Roma's Defensive Midfield Problem in 2025-26: The Conversation No One Wants to Have
Roma’s 2025-26 Serie A season has been shaped, more than any other single tactical factor, by the persistent defensive midfield gap. The problem has been visible since the start of the season, has not been adequately addressed in the January window, and has cost results in matches that should have been comfortable.
This is the conversation that the official club communication has stayed away from but that anyone watching the team week-to-week recognises.
The shape of the problem
Roma’s preferred shape in 2025-26 has been a 3-4-2-1 or 3-5-2 variant depending on the opponent and the available personnel. Both shapes rely on the central midfield pair (or trio) to provide both ball-progression and defensive cover. The fullbacks operate as wingbacks with significant attacking commitment. The centre-back line plays a high enough line to compress play but is vulnerable to pace in behind when the midfield is overrun.
The defensive midfield function — protecting the centre-back line, breaking up opposition transitions, recovering the ball in central areas — has been inconsistent through the season. The players asked to do this work have ranged in availability and form, and the moments when the role has been filled adequately have been the moments when Roma has looked like a top-six Serie A side. The moments when the role has been empty have been the moments when results have slipped against teams Roma should beat.
The personnel question
The personnel available to the manager for the defensive midfield role through 2025-26 has been a mix of senior players carrying fitness questions, younger players who have grown into the role over the season, and emergency solutions when the first-choice players have been unavailable. No combination has produced the consistency the system needs.
The summer recruitment did not adequately address the position. The January window did not adequately address the position. The conversation around the position has continued at the level of “we have what we have and we will work with it,” which is not the level the position needs.
The tactical adjustments tried
The manager has experimented with several tactical adjustments to address the midfield gap. A more conservative deeper line that reduces the space behind the midfield. A back-three shape that adds an extra defender to compensate for midfield inconsistency. A more pragmatic possession approach that limits the moments when the midfield is exposed in transition.
Each of these adjustments has produced some matches with better defensive solidity at the cost of attacking output. The trade-off is recognisable to anyone following the season — Roma cannot have both the attacking output and the defensive solidity at the level the squad’s quality should suggest, because the midfield function is not adequate to support both.
The results pattern
The results pattern through 2025-26 has been telling. Matches where Roma’s quality matches or exceeds the opponent’s quality — the lower-table Serie A teams, several Europa League opponents — have produced inconsistent outcomes. Matches against the top of the Serie A table have produced results that are not as bad as the underlying performances might suggest, partly because the bigger opponents have run into similar tactical questions of their own.
The expected goals data tells a more pessimistic story than the points table. Roma’s defensive xG figures are middle-of-the-pack for the league, not top-six, which is the underlying performance level the midfield situation is producing.
The window that did not happen
The January window came and went without the central midfielder signing that the squad needed. The financial constraints, the player market, the specific profile required — each of these contributed to the outcome. The supporters’ frustration is understandable. The position needed a meaningful addition and did not get one.
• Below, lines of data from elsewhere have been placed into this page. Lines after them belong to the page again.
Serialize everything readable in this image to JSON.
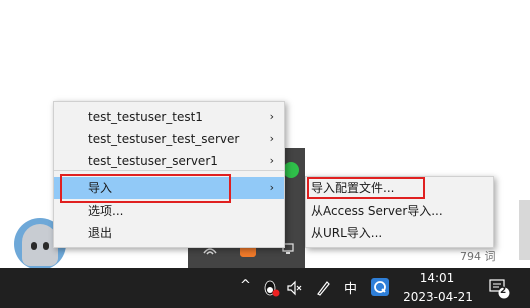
{
  "main_menu": {
    "items": [
      {
        "label": "test_testuser_test1",
        "submenu": true
      },
      {
        "label": "test_testuser_test_server",
        "submenu": true
      },
      {
        "label": "test_testuser_server1",
        "submenu": true
      },
      {
        "label": "导入",
        "submenu": true
      },
      {
        "label": "选项...",
        "submenu": false
      },
      {
        "label": "退出",
        "submenu": false
      }
    ],
    "highlighted_index": 3
  },
  "sub_menu": {
    "items": [
      {
        "label": "导入配置文件..."
      },
      {
        "label": "从Access Server导入..."
      },
      {
        "label": "从URL导入..."
      }
    ]
  },
  "arrow_glyph": "›",
  "editor": {
    "word_count": "794 词"
  },
  "taskbar": {
    "chevron": "^",
    "ime_mode": "中",
    "time": "14:01",
    "date": "2023-04-21",
    "notification_count": "2"
  },
  "colors": {
    "highlight": "#91c9f7",
    "annotation": "#e02020",
    "taskbar_bg": "#202020"
  }
}
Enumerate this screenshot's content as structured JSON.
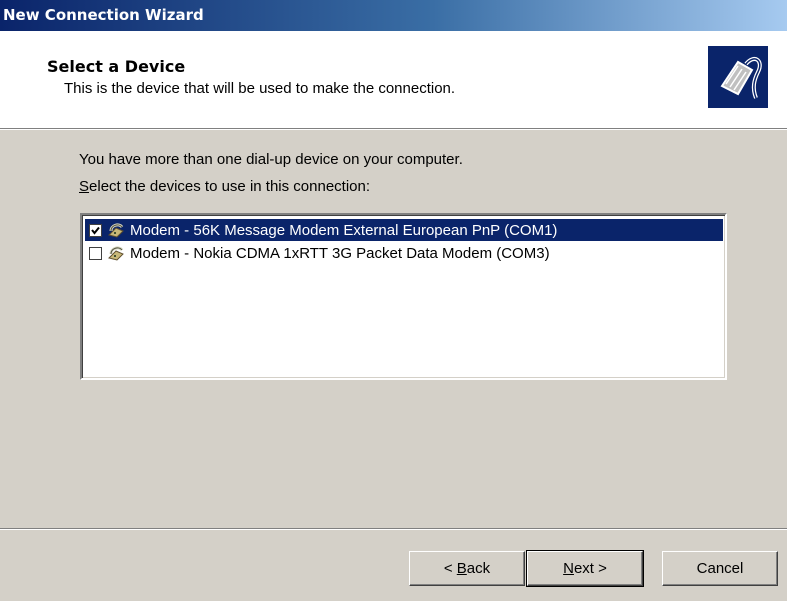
{
  "window": {
    "title": "New Connection Wizard"
  },
  "header": {
    "title": "Select a Device",
    "subtitle": "This is the device that will be used to make the connection.",
    "icon": "network-cable-icon"
  },
  "body": {
    "intro": "You have more than one dial-up device on your computer.",
    "select_label_accel": "S",
    "select_label_rest": "elect the devices to use in this connection:"
  },
  "devices": [
    {
      "label": "Modem - 56K Message Modem External European PnP (COM1)",
      "checked": true,
      "selected": true,
      "icon": "modem-icon"
    },
    {
      "label": "Modem - Nokia CDMA 1xRTT 3G Packet Data Modem (COM3)",
      "checked": false,
      "selected": false,
      "icon": "modem-icon"
    }
  ],
  "buttons": {
    "back_prefix": "< ",
    "back_accel": "B",
    "back_rest": "ack",
    "next_accel": "N",
    "next_rest": "ext >",
    "cancel": "Cancel"
  },
  "colors": {
    "selection": "#0a246a",
    "dialog_bg": "#d4d0c8",
    "title_gradient_start": "#0a246a",
    "title_gradient_end": "#a6caf0"
  }
}
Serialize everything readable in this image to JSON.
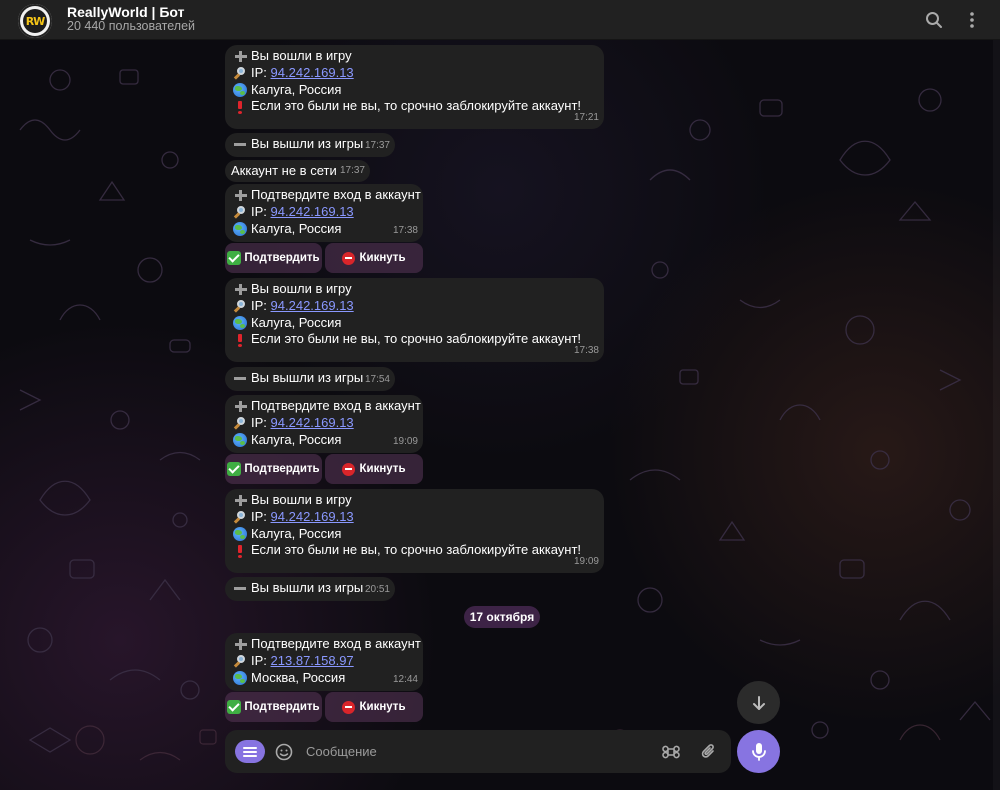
{
  "chat": {
    "title": "ReallyWorld | Бот",
    "subtitle": "20 440 пользователей",
    "avatar_text": "RW"
  },
  "messages": [
    {
      "lines": [
        "Вы вошли в игру",
        "IP: ",
        "94.242.169.13",
        "Калуга, Россия",
        "Если это были не вы, то срочно заблокируйте аккаунт!"
      ],
      "time": "17:21"
    },
    {
      "text": "Вы вышли из игры",
      "time": "17:37"
    },
    {
      "text": "Аккаунт не в сети",
      "time": "17:37"
    },
    {
      "lines": [
        "Подтвердите вход в аккаунт",
        "IP: ",
        "94.242.169.13",
        "Калуга, Россия"
      ],
      "time": "17:38"
    },
    {
      "lines": [
        "Вы вошли в игру",
        "IP: ",
        "94.242.169.13",
        "Калуга, Россия",
        "Если это были не вы, то срочно заблокируйте аккаунт!"
      ],
      "time": "17:38"
    },
    {
      "text": "Вы вышли из игры",
      "time": "17:54"
    },
    {
      "lines": [
        "Подтвердите вход в аккаунт",
        "IP: ",
        "94.242.169.13",
        "Калуга, Россия"
      ],
      "time": "19:09"
    },
    {
      "lines": [
        "Вы вошли в игру",
        "IP: ",
        "94.242.169.13",
        "Калуга, Россия",
        "Если это были не вы, то срочно заблокируйте аккаунт!"
      ],
      "time": "19:09"
    },
    {
      "text": "Вы вышли из игры",
      "time": "20:51"
    },
    {
      "lines": [
        "Подтвердите вход в аккаунт",
        "IP: ",
        "213.87.158.97",
        "Москва, Россия"
      ],
      "time": "12:44"
    }
  ],
  "buttons": {
    "confirm": "Подтвердить",
    "kick": "Кикнуть"
  },
  "date_separator": "17 октября",
  "composer": {
    "placeholder": "Сообщение"
  },
  "colors": {
    "accent": "#8774e1",
    "link": "#8a98ff",
    "bubble": "#212121"
  },
  "icons": {
    "header": [
      "search-icon",
      "more-vertical-icon"
    ],
    "composer": [
      "menu-icon",
      "emoji-icon",
      "command-icon",
      "paperclip-icon",
      "microphone-icon"
    ],
    "scroll": "arrow-down-icon"
  }
}
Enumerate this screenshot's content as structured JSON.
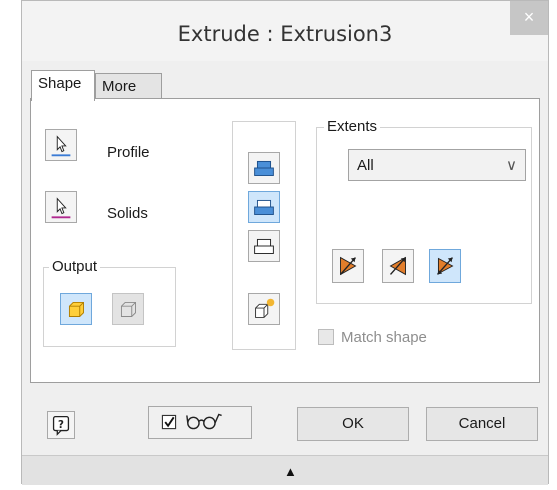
{
  "window": {
    "title": "Extrude : Extrusion3",
    "close_glyph": "×"
  },
  "tabs": [
    {
      "label": "Shape",
      "active": true
    },
    {
      "label": "More",
      "active": false
    }
  ],
  "shape": {
    "profile_label": "Profile",
    "solids_label": "Solids",
    "output_label": "Output",
    "extents_label": "Extents",
    "extents_value": "All",
    "extents_arrow": "∨",
    "match_shape_label": "Match shape",
    "match_shape_checked": false
  },
  "footer": {
    "help_glyph": "?",
    "preview_checked": true,
    "ok_label": "OK",
    "cancel_label": "Cancel",
    "expand_glyph": "▲"
  },
  "colors": {
    "accent_blue": "#4a8fd8",
    "selection_bg": "#cfe6fb",
    "profile_line": "#3a7bd5",
    "solids_line": "#b0288f",
    "solid_yellow": "#ffcf3a",
    "arrow_orange": "#e27d2a"
  }
}
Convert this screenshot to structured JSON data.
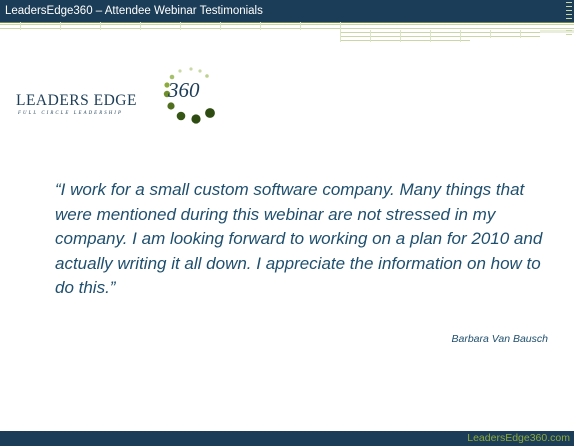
{
  "header": {
    "title": "LeadersEdge360 – Attendee Webinar Testimonials"
  },
  "logo": {
    "wordmark": "LEADERS EDGE",
    "number": "360",
    "tagline": "FULL CIRCLE LEADERSHIP"
  },
  "testimonial": {
    "quote": "“I work for a small custom software company.  Many things that were mentioned during this webinar are not stressed in my company.  I am looking forward to working on a plan for 2010 and actually writing it all down.  I appreciate the information on how to do this.”",
    "author": "Barbara Van Bausch"
  },
  "footer": {
    "text": "LeadersEdge360.com"
  },
  "colors": {
    "bar": "#1c3d57",
    "accent_green": "#8dab3b",
    "quote_text": "#1f4f6e"
  }
}
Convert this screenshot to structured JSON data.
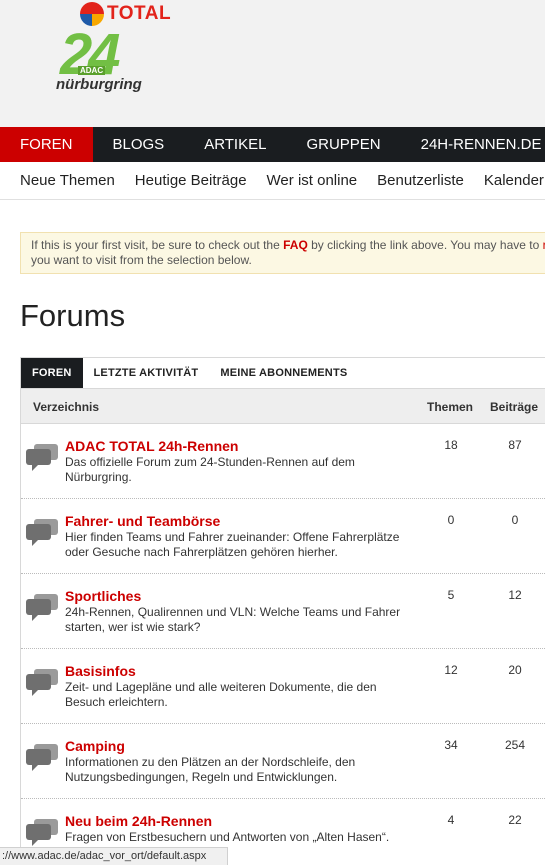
{
  "logo": {
    "brand": "TOTAL",
    "number": "24",
    "badge": "ADAC",
    "place": "nürburgring"
  },
  "main_nav": [
    {
      "label": "FOREN",
      "active": true
    },
    {
      "label": "BLOGS"
    },
    {
      "label": "ARTIKEL"
    },
    {
      "label": "GRUPPEN"
    },
    {
      "label": "24H-RENNEN.DE"
    }
  ],
  "sub_nav": [
    {
      "label": "Neue Themen"
    },
    {
      "label": "Heutige Beiträge"
    },
    {
      "label": "Wer ist online"
    },
    {
      "label": "Benutzerliste"
    },
    {
      "label": "Kalender"
    }
  ],
  "notice": {
    "part1": "If this is your first visit, be sure to check out the ",
    "faq": "FAQ",
    "part2": " by clicking the link above. You may have to ",
    "part2_cut": "r",
    "line2": "you want to visit from the selection below."
  },
  "page_title": "Forums",
  "tabs": [
    {
      "label": "FOREN",
      "active": true
    },
    {
      "label": "LETZTE AKTIVITÄT"
    },
    {
      "label": "MEINE ABONNEMENTS"
    }
  ],
  "table_header": {
    "directory": "Verzeichnis",
    "topics": "Themen",
    "posts": "Beiträge"
  },
  "forums": [
    {
      "title": "ADAC TOTAL 24h-Rennen",
      "description": "Das offizielle Forum zum 24-Stunden-Rennen auf dem Nürburgring.",
      "topics": "18",
      "posts": "87"
    },
    {
      "title": "Fahrer- und Teambörse",
      "description": "Hier finden Teams und Fahrer zueinander: Offene Fahrerplätze oder Gesuche nach Fahrerplätzen gehören hierher.",
      "topics": "0",
      "posts": "0"
    },
    {
      "title": "Sportliches",
      "description": "24h-Rennen, Qualirennen und VLN: Welche Teams und Fahrer starten, wer ist wie stark?",
      "topics": "5",
      "posts": "12"
    },
    {
      "title": "Basisinfos",
      "description": "Zeit- und Lagepläne und alle weiteren Dokumente, die den Besuch erleichtern.",
      "topics": "12",
      "posts": "20"
    },
    {
      "title": "Camping",
      "description": "Informationen zu den Plätzen an der Nordschleife, den Nutzungsbedingungen, Regeln und Entwicklungen.",
      "topics": "34",
      "posts": "254"
    },
    {
      "title": "Neu beim 24h-Rennen",
      "description": "Fragen von Erstbesuchern und Antworten von „Alten Hasen“.",
      "topics": "4",
      "posts": "22"
    }
  ],
  "status_bar": "://www.adac.de/adac_vor_ort/default.aspx",
  "colors": {
    "accent": "#cc0000",
    "nav_dark": "#1a1d20",
    "logo_green": "#72bf44"
  },
  "icons": {
    "forum_row": "speech-bubbles-icon"
  }
}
The summer window will be the next opportunity. The conversation about budget, about the players who might be available, about whether the squad’s other positions need attention first — that conversation is the one the club will run through the next few months. The supporter base has reasonable expectations of a substantive midfield addition in the summer.
The historical context
Roma has cycled through several iterations of the central midfield question over the last decade. Some windows have brought genuine quality additions. Some have not. The pattern of identifying the gap, attempting to fill it, and not quite landing the right player is one of the recurring frustrations of recent Roma history.
The Daniele De Rossi era and the moments where the midfield was anchored by a player of genuine top-tier quality are the reference point that current supporters compare against. The reality is that midfielders of that profile are expensive and rare, and the alternative paths — younger players developing into the role, tactically-shaped solutions that work around the gap, complementary players who add up to something more than their parts — are the ones available to most clubs most of the time.
The 2026 outlook
The remainder of the 2025-26 season will be shaped by what Roma can achieve with the current squad and the current tactical setup. The Europa League run, the Serie A finishing position, the cup competitions — each of these will be contested with the same midfield questions present. Some matches will be won on individual quality from the attacking players. Some will be lost on the structural questions that the midfield situation creates.
The longer arc is the summer window and the squad construction for 2026-27. The supporter conversation, the journalist conversation, the dressing-room conversation — all of these point to the same need. Whether the club delivers is the question of the summer.